Here is another article about things going on around Rochester.
After a particularly harsh winter, New York State and several local governments are scrambling to find solutions for repairing the damaged water systems strung out across the state.
Lohud.com reports that the water systems of Syracuse, Binghamton, Rochester, and several other cities and boroughs were severely damaged over the winter. Some cities saw more than a hundred water mains and service lines freeze or break during the winter, which, with its incessant below-zero temperatures and heavy snow, broke several state records, including having the second-coldest February ever recorded.
Combined with the old age of many of these systems (generally, pipes more than 40 years old are prone to damage), local governments are struggling to repair them in time.
Rochester alone had 136 mains break in January, which according to the Monroe County Water Authority is the most it has ever seen in one month in at least a decade.
Syracuse Mayor Stephanie Miner said in a budget meeting in February that her city had an average of one main break per day for the past 10 years with average repair costs of approximately $150,000. She also noted that the costs didn’t even include the price of the road restoration work necessary for water pipe jobs.
As a result, the state’s $142 billion budget approved on April 1 allots $200 million for water system repair work by local governments. Each municipality can apply for upwards of $5 million in grant money for repairing or replacing sewage systems and water infrastructures. The budget stipulates that the state funds can cover no more than 60% of the total cost. However, unlike most water system funding from Albany, the recipients do not have to pay it back.
“Municipalities don’t apply [for the loans] because they can’t really afford to go into debt for these projects, so they defer them as long as they can,” said Assemblyman Steve Otis (D-Rye). “Our view is we needed to create a grant program and make these projects fly out the door.”

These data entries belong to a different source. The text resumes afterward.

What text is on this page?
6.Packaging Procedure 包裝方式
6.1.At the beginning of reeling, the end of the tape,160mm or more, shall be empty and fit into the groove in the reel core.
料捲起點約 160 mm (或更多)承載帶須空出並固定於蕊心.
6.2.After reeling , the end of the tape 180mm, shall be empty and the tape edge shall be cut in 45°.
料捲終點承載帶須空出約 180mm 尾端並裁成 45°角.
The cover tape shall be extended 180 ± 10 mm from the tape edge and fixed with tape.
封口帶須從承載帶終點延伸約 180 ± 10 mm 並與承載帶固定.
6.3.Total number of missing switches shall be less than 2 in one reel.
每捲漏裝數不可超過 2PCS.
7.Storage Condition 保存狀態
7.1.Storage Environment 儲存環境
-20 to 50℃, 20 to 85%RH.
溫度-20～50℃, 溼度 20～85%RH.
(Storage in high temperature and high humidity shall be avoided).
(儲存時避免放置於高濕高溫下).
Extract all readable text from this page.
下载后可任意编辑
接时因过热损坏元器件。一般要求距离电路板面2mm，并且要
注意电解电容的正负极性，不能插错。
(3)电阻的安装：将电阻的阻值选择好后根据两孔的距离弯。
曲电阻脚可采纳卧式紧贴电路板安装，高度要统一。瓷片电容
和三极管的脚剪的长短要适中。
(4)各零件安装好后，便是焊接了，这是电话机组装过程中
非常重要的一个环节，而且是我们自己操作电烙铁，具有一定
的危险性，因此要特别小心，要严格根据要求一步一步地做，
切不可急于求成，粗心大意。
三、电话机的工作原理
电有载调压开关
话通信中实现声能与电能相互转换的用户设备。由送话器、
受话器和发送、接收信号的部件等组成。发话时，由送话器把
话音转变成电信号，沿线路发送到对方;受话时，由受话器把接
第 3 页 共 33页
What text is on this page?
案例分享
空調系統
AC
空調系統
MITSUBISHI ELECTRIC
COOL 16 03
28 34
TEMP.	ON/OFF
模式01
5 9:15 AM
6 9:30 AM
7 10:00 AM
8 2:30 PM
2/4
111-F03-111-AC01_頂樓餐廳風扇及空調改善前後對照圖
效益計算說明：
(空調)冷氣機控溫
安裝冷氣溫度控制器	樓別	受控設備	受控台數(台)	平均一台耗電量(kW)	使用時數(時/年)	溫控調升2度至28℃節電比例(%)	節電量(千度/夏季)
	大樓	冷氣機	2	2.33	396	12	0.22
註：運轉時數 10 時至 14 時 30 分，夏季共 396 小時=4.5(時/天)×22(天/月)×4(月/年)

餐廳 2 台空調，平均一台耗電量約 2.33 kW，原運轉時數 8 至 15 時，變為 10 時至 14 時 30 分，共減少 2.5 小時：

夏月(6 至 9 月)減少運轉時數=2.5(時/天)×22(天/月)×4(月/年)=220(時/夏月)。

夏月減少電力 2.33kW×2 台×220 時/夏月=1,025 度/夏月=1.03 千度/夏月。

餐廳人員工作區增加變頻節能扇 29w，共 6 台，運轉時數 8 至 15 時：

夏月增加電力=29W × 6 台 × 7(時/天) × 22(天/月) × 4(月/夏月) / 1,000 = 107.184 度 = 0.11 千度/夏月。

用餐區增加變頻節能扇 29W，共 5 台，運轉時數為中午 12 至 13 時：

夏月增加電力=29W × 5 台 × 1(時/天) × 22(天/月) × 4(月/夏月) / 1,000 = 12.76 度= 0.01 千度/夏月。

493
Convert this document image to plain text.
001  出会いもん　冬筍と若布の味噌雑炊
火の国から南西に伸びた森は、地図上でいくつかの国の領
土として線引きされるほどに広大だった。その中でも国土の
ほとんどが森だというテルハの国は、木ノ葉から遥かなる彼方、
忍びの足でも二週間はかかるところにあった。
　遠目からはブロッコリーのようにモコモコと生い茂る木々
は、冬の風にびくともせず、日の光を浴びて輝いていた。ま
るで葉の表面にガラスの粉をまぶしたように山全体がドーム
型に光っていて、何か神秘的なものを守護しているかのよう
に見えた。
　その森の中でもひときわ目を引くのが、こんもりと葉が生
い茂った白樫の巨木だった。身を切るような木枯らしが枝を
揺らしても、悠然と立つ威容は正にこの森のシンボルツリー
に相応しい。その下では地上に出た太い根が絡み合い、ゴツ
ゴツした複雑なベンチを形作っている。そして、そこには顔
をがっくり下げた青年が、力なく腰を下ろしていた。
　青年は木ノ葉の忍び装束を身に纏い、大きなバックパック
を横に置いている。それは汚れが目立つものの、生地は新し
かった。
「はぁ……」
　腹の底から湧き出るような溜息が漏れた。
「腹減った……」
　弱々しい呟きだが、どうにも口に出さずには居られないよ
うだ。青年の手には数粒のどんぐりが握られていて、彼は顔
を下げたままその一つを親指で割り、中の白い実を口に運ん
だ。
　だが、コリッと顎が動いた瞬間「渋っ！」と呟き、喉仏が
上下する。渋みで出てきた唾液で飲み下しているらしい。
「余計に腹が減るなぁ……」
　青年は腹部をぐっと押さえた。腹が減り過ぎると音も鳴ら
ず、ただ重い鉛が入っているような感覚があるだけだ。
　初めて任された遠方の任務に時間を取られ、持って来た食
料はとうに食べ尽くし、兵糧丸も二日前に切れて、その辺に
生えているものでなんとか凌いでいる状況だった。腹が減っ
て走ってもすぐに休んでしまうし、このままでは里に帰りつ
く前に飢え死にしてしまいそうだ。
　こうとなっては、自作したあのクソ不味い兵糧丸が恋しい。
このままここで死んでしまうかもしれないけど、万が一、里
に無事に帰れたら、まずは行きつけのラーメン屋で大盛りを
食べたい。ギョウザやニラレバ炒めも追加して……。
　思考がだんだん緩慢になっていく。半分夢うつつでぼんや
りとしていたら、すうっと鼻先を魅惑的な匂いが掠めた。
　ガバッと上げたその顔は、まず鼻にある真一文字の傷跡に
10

In order to dole out the grants effectively, the state’s Environmental Facilities Corp., the agency that already regulates state loans for water infrastructure projects, will oversee the program. Local governments will be able to apply for the grants for up to three years.
The money comes after Gov. Andrew Cuomo’s criticism of upstate New York’s handling of infrastructure work. For months, the governor put the onus of repairing the systems on the local governments. In March, Cuomo caused controversy by criticizing upstate’s economic initiatives, calling them unworthy of state funds.
“Show us how you become economically stronger and create jobs. Then you fix your own pipes,” Cuomo told reporters in Syracuse. “The state can’t subsidize endlessly local governments that can’t pay their own bills. That would just bring down the state also.”
Instead, Cuomo is encouraging upstate to improve its economy by focusing on job development, which he feels will produce enough revenue for the local governments to fund the repairs themselves.
“I want to see cities getting stronger and counties getting stronger so they are self sustaining. How do you do that? You create jobs,” he said.
Some upstate leaders, however, see things differently.
“A key component of infrastructure is the delivery of clean water. This is a fundamental service of local government and is a key building block to economic and community development,” Miner said in a statement.
“These funds will make essential quality of life investments in the city’s many neighborhoods,” said Assemblyman Joseph Morelle (D-Irondequoit). Morelle, who represents parts of Rochester, recently managed to secure $21 million in the state’s budget for Rochester infrastructure projects.